ECtHR, Moreira Ferreira v. Portugal

July 2017 - Portugal

The case concerned the rejection by the Supreme Court of a request lodged by the applicant for revision of a criminal judgment following a judgment delivered by the ECtHR on 5 July 2011. The application was lodged with the ECtHR on 30 March 2012. On 12 January 2016 the Chamber relinquished jurisdiction in favour of the Grand Chamber. The applicant is a Portuguese national who had been prosecuted and convicted for threatening and insulting conduct and ordered to pay damages to the victims. Ms Moreira Ferreira appealed against that first judgment but the court of appeal upheld the applicant’s conviction, although her sentence was reduced. Subsequently, she lodged an application with the ECtHR complaining that she had not been heard in person by the court of appeal. The ECtHR held that there had been a violation of Article 6 (1). As a result of the ECtHR’s decision, the applicant then lodged an application for review to the Supreme Court on grounds that according to the ECtHR’s judgment of 5 July 2011, the court of appeal’s judgment of 19 December 2007 was incompatible with Article 6 (1) of the ECHR. However, the Supreme Court refused to grant a review, given that it found that the lack of a hearing for the applicant in the Court of Appeal had constituted a procedural irregularity that was not amenable to review.
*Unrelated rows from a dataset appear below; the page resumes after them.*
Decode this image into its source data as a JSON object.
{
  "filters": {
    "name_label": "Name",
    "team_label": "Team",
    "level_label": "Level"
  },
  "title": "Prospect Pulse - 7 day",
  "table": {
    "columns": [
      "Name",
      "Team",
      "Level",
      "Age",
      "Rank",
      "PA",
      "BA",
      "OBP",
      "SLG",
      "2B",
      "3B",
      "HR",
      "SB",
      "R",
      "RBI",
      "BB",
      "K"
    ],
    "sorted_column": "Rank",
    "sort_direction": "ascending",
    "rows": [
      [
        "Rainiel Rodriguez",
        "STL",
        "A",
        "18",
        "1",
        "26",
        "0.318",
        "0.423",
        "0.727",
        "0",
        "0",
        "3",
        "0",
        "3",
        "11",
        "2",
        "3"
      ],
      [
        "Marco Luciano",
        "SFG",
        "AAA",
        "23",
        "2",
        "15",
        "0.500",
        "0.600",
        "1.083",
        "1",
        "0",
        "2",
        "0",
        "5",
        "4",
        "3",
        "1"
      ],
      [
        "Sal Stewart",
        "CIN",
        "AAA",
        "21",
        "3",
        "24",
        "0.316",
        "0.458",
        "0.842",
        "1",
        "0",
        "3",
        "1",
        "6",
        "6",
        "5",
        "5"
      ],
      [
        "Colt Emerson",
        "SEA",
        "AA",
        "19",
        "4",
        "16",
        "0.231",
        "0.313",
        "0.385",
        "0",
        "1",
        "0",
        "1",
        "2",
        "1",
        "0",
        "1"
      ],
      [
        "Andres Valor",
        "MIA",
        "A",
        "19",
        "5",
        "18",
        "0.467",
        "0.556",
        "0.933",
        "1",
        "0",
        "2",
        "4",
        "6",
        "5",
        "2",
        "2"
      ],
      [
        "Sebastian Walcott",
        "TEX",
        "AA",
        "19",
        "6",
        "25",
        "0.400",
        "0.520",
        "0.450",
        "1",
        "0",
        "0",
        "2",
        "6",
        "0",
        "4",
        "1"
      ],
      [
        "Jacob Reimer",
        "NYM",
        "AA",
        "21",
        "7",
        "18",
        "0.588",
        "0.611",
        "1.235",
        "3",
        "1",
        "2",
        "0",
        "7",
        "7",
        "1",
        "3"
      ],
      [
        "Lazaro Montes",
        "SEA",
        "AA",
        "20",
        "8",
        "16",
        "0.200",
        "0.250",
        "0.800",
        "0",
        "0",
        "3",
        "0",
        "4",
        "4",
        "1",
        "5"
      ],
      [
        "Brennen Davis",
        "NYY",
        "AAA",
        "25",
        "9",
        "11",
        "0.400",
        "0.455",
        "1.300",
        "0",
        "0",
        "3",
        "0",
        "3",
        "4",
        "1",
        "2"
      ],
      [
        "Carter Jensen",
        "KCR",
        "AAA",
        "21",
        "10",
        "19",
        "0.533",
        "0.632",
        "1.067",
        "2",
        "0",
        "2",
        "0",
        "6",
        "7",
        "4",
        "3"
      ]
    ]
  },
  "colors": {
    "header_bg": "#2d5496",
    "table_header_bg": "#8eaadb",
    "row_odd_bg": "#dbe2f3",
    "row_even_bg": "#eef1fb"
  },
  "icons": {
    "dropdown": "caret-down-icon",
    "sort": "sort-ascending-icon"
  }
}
Relying on Article 6 (1) (right to a fair trial), the applicant complained that the Supreme Court had incorrectly interpreted and applied the relevant provisions of the Code of Criminal Procedure and the conclusions of the ECtHR’s 2011 judgment, thus depriving her of the right to have her conviction reviewed. The applicant further submitted that the Supreme Court’s dismissal of her application for review had been in breach of Article 46 (binding force and execution of judgments). The Grand Chamber regarded the principle of subsidiarity and considered that the Supreme Court’s refusal to reopen the proceedings had not distorted or misrepresented that judgment and that the grounds on which it was based fell within the domestic authorities’ margin of appreciation.